« Zomia est un terme récent, employé pour désigner grosso modo tous les territoires situés à des altitudes supérieures à environ 300 mètres, des hautes vallées du Vietnam aux régions du nord-est de l’Inde, et traversant cinq pays d’Asie du Sud-Est (le Vietnam, le Cambodge, le Laos, la Thaïlande, et la Birmanie) ainsi que quatre provinces chinoises (le Yunnan, le Guizhou, le Guangxi et certaines parties du Sichuan). Il s’agit d’une étendue de 2,5 millions de kilomètres carrés abritant environ 100 millions de personnes appartenant à des minorités d’une variété ethnique et linguistique tout à fait sidérante. D’un point de vue géographique, la région est aussi appelée massif continental du Sud-Est asiatique. Comme cet immense territoire se trouve à la périphérie de neuf États et au centre d’aucun, dans la mesure où il est également à cheval sur les découpages régionaux courants (Asie du Sud-Est, Asie de l’Est, Asie du Sud), et puisque enfin ce qui le rend intéressant est sa diversité écologique ainsi que sa relation aux États, il représente un nouvel objet d’étude, une sorte de chaîne des Appalaches internationale, et une nouvelle manière d’étudier les aires régionales.

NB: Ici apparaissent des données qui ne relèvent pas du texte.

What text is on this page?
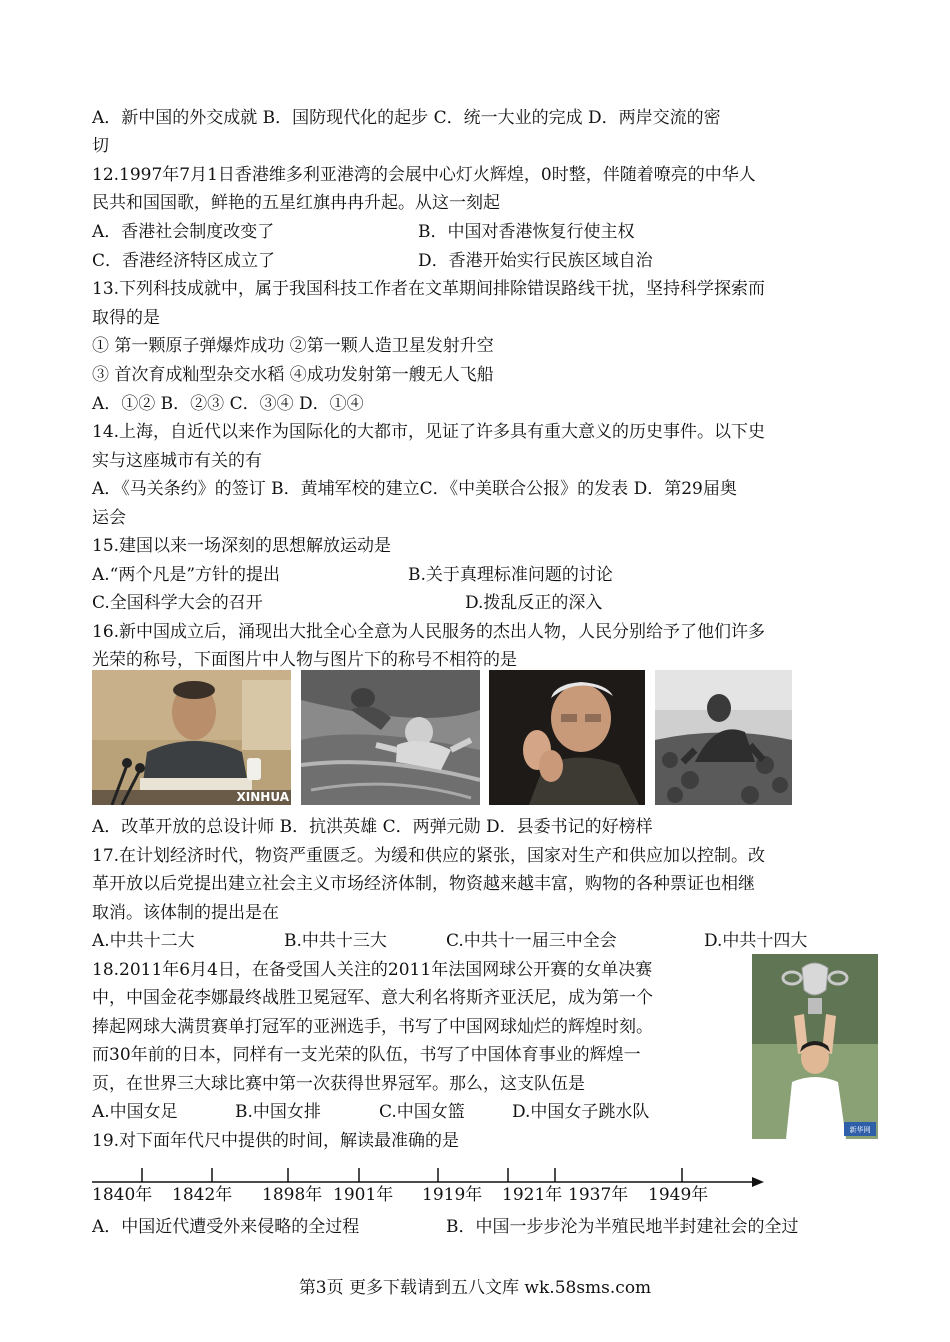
A．新中国的外交成就 B．国防现代化的起步 C．统一大业的完成 D．两岸交流的密
切
12.1997年7月1日香港维多利亚港湾的会展中心灯火辉煌，0时整，伴随着嘹亮的中华人
民共和国国歌，鲜艳的五星红旗冉冉升起。从这一刻起
A．香港社会制度改变了	B．中国对香港恢复行使主权
C．香港经济特区成立了	D．香港开始实行民族区域自治
13.下列科技成就中，属于我国科技工作者在文革期间排除错误路线干扰，坚持科学探索而
取得的是
① 第一颗原子弹爆炸成功 ②第一颗人造卫星发射升空
③ 首次育成籼型杂交水稻 ④成功发射第一艘无人飞船
A．①② B．②③ C．③④ D．①④
14.上海，自近代以来作为国际化的大都市，见证了许多具有重大意义的历史事件。以下史
实与这座城市有关的有
A．《马关条约》的签订 B．黄埔军校的建立C．《中美联合公报》的发表 D．第29届奥
运会
15.建国以来一场深刻的思想解放运动是
A.“两个凡是”方针的提出	B.关于真理标准问题的讨论
C.全国科学大会的召开	D.拨乱反正的深入
16.新中国成立后，涌现出大批全心全意为人民服务的杰出人物，人民分别给予了他们许多
光荣的称号，下面图片中人物与图片下的称号不相符的是
XINHUA
A．改革开放的总设计师 B．抗洪英雄 C．两弹元勋 D．县委书记的好榜样
17.在计划经济时代，物资严重匮乏。为缓和供应的紧张，国家对生产和供应加以控制。改
革开放以后党提出建立社会主义市场经济体制，物资越来越丰富，购物的各种票证也相继
取消。该体制的提出是在
A.中共十二大	B.中共十三大	C.中共十一届三中全会	D.中共十四大
18.2011年6月4日，在备受国人关注的2011年法国网球公开赛的女单决赛
中，中国金花李娜最终战胜卫冕冠军、意大利名将斯齐亚沃尼，成为第一个
捧起网球大满贯赛单打冠军的亚洲选手，书写了中国网球灿烂的辉煌时刻。
而30年前的日本，同样有一支光荣的队伍，书写了中国体育事业的辉煌一
页，在世界三大球比赛中第一次获得世界冠军。那么，这支队伍是
A.中国女足	B.中国女排	C.中国女篮	D.中国女子跳水队
新华网
19.对下面年代尺中提供的时间，解读最准确的是
1840年 1842年 1898年 1901年 1919年 1921年 1937年 1949年
A．中国近代遭受外来侵略的全过程	B．中国一步步沦为半殖民地半封建社会的全过
第3页 更多下载请到五八文库 wk.58sms.com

La thèse que je défends ici est à la fois simple, osée, et polémique. La Zomia est la dernière région du monde dont les peuples n’ont pas encore été complètement intégrés à des États-nations. Ses jours sont comptés. Il n’y a pas si longtemps, de tels peuples se gouvernant eux-mêmes représentaient la majorité de l’humanité. De nos jours, ils sont perçus par les royaumes des vallées comme « nos ancêtres vivants », « ce que nous étions avant de découvrir la culture du riz en rizière, le bouddhisme, et la civilisation ». Ici, au contraire, je défends l’idée que les peuples des hauteurs doivent plutôt être approchés comme des communautés de fuyards, de fugitifs, de délaissés qui ont, au cours des deux derniers millénaires, tenté de se soustraire aux différentes formes d’oppression que renfermaient les projets de construction étatique à l’œuvre dans les vallées – esclavage, conscription, impôts, corvées, épidémies, guerres. La plupart des territoires où résident ces peuples peuvent fort à propos être appelés « zones-refuge » ou zones morcelées.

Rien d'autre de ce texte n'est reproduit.